'Spider-Man' Budget Balloons to $40 Million
The New York Post's Michael Riedel reports today that Julie Taymor's big-budget Spider-Man Broadway musical has gotten even bigger. The budget for the show has reportedly reached $40 million, making it the most expensive production is theatre history, according to Riedel.
Riedel notes that with a weekly running cost of $1 million, Spider-Man "will have to run about 8,000 years in a Broadway theater just to break even."
From "Taymor's Web of Riches":
In this economy, everybody's tightening their belts. Everybody, that is, but Julie Taymor.
The genius director of The Lion King has never met a budget she didn't blow right past...
Spider-Man has gotten so expensive, some people working on it think it should bypass Broadway and head straight to Las Vegas, where it might have a shot at making money. Maybe. One day. When pigs fly.

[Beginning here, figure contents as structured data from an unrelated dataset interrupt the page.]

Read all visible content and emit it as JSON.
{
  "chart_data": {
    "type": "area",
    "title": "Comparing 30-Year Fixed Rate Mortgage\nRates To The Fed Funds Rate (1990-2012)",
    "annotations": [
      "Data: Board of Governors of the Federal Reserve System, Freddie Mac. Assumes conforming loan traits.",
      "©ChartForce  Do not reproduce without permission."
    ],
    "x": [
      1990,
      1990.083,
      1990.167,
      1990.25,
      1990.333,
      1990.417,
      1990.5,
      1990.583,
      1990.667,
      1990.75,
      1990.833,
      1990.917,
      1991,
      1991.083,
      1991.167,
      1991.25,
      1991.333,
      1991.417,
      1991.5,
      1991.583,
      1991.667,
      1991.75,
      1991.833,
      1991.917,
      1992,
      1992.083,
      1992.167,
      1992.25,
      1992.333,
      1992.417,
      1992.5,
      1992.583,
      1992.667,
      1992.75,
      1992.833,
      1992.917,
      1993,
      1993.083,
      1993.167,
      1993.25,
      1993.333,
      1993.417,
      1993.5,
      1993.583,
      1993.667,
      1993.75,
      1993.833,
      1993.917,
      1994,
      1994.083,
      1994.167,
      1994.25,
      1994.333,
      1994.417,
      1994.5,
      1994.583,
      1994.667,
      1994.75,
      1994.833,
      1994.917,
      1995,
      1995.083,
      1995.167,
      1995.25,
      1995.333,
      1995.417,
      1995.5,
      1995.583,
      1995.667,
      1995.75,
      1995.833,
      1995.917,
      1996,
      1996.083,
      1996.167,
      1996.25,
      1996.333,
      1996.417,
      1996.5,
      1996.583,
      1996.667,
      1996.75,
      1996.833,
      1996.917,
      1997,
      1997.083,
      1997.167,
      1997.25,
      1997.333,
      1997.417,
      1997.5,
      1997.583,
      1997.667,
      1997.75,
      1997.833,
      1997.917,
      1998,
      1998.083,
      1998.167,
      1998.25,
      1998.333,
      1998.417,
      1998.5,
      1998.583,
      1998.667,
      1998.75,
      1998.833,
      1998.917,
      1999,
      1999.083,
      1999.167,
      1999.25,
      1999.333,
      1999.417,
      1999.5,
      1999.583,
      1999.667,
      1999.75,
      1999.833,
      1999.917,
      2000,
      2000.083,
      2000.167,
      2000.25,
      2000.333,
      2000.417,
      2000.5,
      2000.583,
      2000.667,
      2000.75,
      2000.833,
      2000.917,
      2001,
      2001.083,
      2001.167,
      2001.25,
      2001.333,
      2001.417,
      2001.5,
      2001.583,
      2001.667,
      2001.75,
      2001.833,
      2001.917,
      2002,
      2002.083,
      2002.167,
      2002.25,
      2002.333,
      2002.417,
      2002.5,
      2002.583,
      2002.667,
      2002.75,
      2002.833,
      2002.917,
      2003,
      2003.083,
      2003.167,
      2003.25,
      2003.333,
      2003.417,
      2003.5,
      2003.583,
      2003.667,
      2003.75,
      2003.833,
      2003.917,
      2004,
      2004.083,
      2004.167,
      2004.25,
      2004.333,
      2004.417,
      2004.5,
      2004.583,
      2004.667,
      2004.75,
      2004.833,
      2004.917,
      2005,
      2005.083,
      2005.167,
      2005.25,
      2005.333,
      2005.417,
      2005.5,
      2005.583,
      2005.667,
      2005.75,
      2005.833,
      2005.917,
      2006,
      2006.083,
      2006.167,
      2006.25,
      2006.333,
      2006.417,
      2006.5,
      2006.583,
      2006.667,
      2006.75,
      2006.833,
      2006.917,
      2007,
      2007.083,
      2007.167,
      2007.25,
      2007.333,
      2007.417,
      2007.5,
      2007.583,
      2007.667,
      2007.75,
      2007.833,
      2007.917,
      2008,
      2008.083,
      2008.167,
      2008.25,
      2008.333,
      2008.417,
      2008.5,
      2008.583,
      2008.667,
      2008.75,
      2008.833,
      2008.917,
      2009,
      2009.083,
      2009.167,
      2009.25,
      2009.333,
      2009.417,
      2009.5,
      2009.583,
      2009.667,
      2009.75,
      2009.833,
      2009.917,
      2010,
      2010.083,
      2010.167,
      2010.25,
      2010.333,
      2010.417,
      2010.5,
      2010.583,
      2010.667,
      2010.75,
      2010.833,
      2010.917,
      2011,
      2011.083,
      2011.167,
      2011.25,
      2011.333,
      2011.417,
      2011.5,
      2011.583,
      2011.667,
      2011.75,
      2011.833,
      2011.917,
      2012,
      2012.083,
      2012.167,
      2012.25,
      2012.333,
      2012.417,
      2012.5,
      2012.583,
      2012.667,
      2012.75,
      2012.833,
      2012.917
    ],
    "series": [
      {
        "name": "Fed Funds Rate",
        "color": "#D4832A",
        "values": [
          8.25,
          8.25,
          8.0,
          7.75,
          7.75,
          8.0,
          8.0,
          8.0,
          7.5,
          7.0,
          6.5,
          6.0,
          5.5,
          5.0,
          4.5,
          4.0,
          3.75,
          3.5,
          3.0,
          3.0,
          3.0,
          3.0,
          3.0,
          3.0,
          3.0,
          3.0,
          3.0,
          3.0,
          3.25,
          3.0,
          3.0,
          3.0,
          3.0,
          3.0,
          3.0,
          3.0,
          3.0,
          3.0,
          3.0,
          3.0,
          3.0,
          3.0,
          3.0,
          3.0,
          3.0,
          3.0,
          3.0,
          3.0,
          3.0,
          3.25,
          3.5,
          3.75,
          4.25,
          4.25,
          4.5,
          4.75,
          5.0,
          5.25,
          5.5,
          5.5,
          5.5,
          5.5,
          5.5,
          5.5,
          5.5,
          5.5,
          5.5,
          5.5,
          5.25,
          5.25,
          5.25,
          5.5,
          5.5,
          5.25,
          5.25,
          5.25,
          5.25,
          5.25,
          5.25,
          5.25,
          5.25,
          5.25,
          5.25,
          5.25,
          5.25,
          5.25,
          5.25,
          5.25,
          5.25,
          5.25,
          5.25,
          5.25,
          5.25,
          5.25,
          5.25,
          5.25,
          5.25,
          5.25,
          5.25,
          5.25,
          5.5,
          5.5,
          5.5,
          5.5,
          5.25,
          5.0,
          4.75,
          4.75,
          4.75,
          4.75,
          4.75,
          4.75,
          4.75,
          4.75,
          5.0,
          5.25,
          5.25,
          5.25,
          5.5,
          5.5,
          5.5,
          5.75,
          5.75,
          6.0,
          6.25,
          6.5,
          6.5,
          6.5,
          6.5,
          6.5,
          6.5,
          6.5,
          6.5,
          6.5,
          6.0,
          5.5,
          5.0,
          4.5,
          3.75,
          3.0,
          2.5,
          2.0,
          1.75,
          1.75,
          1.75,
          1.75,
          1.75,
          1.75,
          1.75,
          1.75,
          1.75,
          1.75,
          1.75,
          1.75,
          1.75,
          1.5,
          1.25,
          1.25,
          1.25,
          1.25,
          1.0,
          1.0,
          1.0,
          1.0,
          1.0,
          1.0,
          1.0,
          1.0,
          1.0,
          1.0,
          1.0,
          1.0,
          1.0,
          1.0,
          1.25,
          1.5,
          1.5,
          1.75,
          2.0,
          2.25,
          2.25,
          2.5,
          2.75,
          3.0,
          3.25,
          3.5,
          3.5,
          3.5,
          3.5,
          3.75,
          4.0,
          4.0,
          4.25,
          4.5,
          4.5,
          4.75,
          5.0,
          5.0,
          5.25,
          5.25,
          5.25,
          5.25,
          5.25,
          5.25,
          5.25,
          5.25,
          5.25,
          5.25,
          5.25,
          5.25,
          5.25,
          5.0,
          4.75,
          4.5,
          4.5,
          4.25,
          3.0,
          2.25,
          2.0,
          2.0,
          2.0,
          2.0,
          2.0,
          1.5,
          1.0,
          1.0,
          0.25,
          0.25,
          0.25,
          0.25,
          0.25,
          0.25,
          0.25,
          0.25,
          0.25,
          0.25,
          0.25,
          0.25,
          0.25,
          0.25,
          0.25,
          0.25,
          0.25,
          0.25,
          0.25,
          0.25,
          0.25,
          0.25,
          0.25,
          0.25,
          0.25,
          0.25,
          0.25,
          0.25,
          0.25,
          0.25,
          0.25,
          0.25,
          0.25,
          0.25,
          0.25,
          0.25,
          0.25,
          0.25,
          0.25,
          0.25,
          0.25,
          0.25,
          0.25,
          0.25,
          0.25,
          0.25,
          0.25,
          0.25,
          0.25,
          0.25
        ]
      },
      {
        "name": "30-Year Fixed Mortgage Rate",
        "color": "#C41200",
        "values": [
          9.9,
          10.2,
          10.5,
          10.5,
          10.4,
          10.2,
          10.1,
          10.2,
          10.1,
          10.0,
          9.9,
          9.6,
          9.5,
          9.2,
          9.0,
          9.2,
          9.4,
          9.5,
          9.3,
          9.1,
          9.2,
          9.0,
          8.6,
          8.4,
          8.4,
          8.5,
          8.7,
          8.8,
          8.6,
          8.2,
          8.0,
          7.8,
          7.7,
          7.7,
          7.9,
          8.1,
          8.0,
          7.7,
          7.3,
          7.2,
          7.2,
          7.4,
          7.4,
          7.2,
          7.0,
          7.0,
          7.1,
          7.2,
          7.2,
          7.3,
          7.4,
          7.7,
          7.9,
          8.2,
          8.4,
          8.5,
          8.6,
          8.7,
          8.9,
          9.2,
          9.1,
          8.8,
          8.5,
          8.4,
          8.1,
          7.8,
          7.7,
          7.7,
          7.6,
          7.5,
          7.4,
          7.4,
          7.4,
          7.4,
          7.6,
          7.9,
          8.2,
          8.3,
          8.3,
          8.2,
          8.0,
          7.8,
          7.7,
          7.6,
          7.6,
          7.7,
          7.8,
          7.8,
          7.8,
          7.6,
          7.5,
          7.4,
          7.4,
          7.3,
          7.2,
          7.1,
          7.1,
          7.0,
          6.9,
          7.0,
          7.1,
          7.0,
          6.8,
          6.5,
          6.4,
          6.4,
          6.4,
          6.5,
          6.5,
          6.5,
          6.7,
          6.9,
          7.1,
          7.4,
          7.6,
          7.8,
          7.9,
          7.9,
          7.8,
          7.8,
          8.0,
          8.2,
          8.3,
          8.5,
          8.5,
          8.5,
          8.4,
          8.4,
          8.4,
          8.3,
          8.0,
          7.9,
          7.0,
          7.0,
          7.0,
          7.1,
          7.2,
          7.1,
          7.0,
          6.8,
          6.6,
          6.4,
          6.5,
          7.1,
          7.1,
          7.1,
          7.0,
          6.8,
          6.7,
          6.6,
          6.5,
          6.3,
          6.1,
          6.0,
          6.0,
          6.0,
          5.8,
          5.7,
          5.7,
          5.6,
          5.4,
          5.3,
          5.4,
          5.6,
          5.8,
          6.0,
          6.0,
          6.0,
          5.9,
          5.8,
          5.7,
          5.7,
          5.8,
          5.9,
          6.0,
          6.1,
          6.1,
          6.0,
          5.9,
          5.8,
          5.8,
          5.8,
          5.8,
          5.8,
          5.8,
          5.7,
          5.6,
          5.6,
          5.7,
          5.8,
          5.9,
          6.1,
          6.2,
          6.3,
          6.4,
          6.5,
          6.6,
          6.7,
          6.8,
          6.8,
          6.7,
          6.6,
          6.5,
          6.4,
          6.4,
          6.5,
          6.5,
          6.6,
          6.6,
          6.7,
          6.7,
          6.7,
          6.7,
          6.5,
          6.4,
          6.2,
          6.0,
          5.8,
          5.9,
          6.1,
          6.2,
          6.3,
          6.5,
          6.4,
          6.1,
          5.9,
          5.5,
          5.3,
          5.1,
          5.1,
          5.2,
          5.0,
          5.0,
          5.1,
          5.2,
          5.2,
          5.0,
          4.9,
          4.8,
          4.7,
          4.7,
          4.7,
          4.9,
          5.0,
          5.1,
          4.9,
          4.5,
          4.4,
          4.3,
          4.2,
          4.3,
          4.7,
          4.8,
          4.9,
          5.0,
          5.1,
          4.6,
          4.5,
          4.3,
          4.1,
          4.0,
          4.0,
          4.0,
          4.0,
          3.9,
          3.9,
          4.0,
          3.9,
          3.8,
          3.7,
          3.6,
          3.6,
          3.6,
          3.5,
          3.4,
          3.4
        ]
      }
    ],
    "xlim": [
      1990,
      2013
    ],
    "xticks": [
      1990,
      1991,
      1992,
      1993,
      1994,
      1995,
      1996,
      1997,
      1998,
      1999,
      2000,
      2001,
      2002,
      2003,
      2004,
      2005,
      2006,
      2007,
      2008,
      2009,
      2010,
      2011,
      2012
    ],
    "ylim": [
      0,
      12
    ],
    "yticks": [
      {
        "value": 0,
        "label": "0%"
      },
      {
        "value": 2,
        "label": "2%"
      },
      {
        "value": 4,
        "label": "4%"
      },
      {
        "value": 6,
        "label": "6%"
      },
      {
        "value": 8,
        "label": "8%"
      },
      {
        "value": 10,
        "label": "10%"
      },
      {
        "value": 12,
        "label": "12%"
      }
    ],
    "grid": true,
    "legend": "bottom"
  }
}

But a high-ranking production source insists the show will definitely open on Broadway next year.
Much of the money is reportedly going to various designers. "The Playbill is going to have 18 pages of designer bios," a source told Riedel.
As Blog Stage reported a while back, the Spider-Man crew has been checking out the Hilton Theatre -- where Mel Brooks' Young Frankenstein is currently running. Riedel notes that Frankenstein probably won't last past January even though Brooks is certainly hoping for a longer run, and the Hilton is the only space big enough to house Taymor's grand vision for the web-slinger.